Study of machining characteristics of Inconel 601 with cryogenic cooled electrode in EDM using RSM Neelesh Singh, B.C. Routara*, R.K. Nayak School of Mechanical Engineering, KIIT University, Bhubaneswar, Odisha 751024, India

Abstract In today’s world different types of materials and alloys are being discovered which are difficult to machine or work with conventional machining process. Inconel is one of such material which has wide range applications in different fields such as fabricating combustion chambers, making trays, baskets, fixtures etc used in heat treatment. The main advantage of Inconel is that it is lightweight and has high strength and is resistant to oxidation at a very high temperature. In this paper, we will investigate the effect of cryogenically cooled copper electrode with Inconel 601 as workpiece in Electric Discharge Machine (EDM) process. Input parameters taken are gap voltage, peak current and pulse on time and output parameters taken are material removal rate, tool wear rate and surface roughness. The experimental work is done using Box-Behnken Design in Design of Experiment (DOE). Response Surface Methodology (RSM) and Analysis of Variance (ANOVA) is used to get the optimize result for the output variables with varying different input variables. The paper will tell us about the effect of cryogenic cooled electrode on Inconel 601 on EDM. © 2018 Elsevier Ltd. All rights reserved. Selection and/or Peer-review under responsibility of International Conference on Advances in Materials and Manufacturing Applications [IConAMMA 2017]. Keywords:EDM; Inconel 601; Cryogenic Cooling; RSM; ANOVA; DOE.
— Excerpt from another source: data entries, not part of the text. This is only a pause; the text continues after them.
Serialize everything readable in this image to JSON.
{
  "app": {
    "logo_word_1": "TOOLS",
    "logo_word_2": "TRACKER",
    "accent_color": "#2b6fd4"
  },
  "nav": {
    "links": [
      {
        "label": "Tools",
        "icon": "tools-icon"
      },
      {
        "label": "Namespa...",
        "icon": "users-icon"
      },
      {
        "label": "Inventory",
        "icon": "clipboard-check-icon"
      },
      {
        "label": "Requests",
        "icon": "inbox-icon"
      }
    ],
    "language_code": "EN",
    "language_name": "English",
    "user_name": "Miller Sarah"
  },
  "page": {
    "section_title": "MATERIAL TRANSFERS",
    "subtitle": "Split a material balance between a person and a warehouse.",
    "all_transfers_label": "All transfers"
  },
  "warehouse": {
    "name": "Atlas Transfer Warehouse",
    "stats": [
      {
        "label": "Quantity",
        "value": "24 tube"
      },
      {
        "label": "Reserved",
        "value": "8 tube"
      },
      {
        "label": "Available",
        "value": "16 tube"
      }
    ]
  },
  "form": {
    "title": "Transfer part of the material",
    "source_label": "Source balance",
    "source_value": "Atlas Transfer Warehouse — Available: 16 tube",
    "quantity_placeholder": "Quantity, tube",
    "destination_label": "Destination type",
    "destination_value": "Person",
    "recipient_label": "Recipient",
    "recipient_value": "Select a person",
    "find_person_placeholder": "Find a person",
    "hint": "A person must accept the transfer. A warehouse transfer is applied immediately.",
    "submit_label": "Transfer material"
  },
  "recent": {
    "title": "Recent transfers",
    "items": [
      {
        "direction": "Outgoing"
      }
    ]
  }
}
1. Introduction Electric Discharge Machine (EDM) is an important unconventional machining process which removes material by erosion process. EDM is used to machine those materials which are difficult to machine with other conventional machining processes. EDM is used to cut delicate shapes with ease. In EDM, tool and workpiece don’t make physical contact with each other. It is mainly used in aerospace and automobile industry.

* Corresponding author. Tel.: +91-9438317760. E-mail address: [email protected] 2214-7853© 2018 Elsevier Ltd. All rights reserved. Selection and/or Peer-review under responsibility of International Conference on Advances in Materials and Manufacturing Applications [IConAMMA 2017].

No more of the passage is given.